Pour garantir une conservation optimale des œuvres, le Bénin a lancé des chantiers d’envergure. Le Musée des Rois et des Amazones, dédié à l’épopée du royaume du Dahomey, symbolise cette ambition. À Porto-Novo, le Musée du Vodun se positionne comme un espace de réhabilitation et de transmission de cette spiritualité souvent méconnue. Enfin, la rénovation des forts de Ouidah permettra de structurer un tourisme mémoriel durable, tout en valorisant l’histoire locale.

La voix des Béninois : fierté et opportunités

L’enthousiasme de la population est palpable. À Cotonou, comme dans les autres villes du pays, les citoyens perçoivent ces restitutions comme une réappropriation identitaire. Séraphin, un artisan bronzier du marché de Dantokpa, partage cette vision : « Ces objets ne sont pas de simples pièces de musée. Ils incarnent l’âme de nos ancêtres, notre savoir-faire volé. Leur retour est une renaissance pour notre culture et notre économie. »

Les étudiants en histoire, comme Amélie de l’Université d’Abomey-Calavi, y voient également une révolution académique : « Avant, pour étudier notre propre histoire coloniale, nous devions nous rendre à l’étranger. Aujourd’hui, ces archives à Cotonou nous permettent d’écrire notre récit sur notre propre terre, avec nos propres mots. » Ce projet renforce ainsi la cohésion nationale et redonne une place centrale à la culture dans l’identité béninoise.
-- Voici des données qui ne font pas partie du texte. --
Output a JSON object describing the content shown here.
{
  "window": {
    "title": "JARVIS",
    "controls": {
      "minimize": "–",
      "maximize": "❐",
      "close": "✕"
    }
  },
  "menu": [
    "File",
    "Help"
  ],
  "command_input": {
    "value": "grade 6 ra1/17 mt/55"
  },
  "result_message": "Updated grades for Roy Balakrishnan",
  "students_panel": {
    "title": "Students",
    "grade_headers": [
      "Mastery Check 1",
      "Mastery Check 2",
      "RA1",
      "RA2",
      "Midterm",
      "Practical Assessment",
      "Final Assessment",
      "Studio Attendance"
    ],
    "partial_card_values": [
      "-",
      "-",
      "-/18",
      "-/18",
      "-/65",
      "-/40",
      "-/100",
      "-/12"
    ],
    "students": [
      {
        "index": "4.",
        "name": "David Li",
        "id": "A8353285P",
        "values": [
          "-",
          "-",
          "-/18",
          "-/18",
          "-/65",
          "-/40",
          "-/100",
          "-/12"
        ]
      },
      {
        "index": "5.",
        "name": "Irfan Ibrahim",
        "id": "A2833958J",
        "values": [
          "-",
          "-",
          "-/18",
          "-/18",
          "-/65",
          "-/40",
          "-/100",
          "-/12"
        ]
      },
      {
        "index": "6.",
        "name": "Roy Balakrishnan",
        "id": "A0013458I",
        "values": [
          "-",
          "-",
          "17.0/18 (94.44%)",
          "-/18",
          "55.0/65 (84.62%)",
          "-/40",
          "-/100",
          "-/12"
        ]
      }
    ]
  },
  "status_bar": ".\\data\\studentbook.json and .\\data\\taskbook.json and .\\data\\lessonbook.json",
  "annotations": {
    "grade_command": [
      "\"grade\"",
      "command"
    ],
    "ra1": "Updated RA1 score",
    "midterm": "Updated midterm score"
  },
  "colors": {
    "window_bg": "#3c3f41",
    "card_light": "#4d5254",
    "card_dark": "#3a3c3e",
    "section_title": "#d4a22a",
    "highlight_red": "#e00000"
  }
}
Une coopération bilatérale innovante et équilibrée

Le choix de la date du 14 juillet pour officialiser le comité n’est pas anodin. Il symbolise une collaboration bilatérale repensée, basée sur le respect mutuel et la complémentarité. La France et le Bénin ont établi un partenariat scientifique et culturel inédit, où chaque partie contribue activement à la réussite du projet.

Les prochaines étapes sont déjà tracées :

  • Installation et structuration du Comité scientifique béninois.
  • Consolidation des dossiers des trente-cinq œuvres et archives, en collaboration avec les institutions françaises.
  • Validation officielle des transferts par la Commission conjointe franco-béninoise d’ici fin 2027.

Un modèle à suivre pour l’Afrique

Le Bénin démontre que la restitution des biens culturels n’est pas seulement une question de justice historique, mais aussi une stratégie de développement. En associant rigueur scientifique, implication populaire et vision économique, Cotonou prouve que la culture peut être un pilier de la prospérité nationale.

Alors que ces trente-cinq trésors s’apprêtent à retrouver leur terre d’origine, le Bénin envoie un message fort au continent africain : la restauration du patrimoine est un investissement pour l’avenir.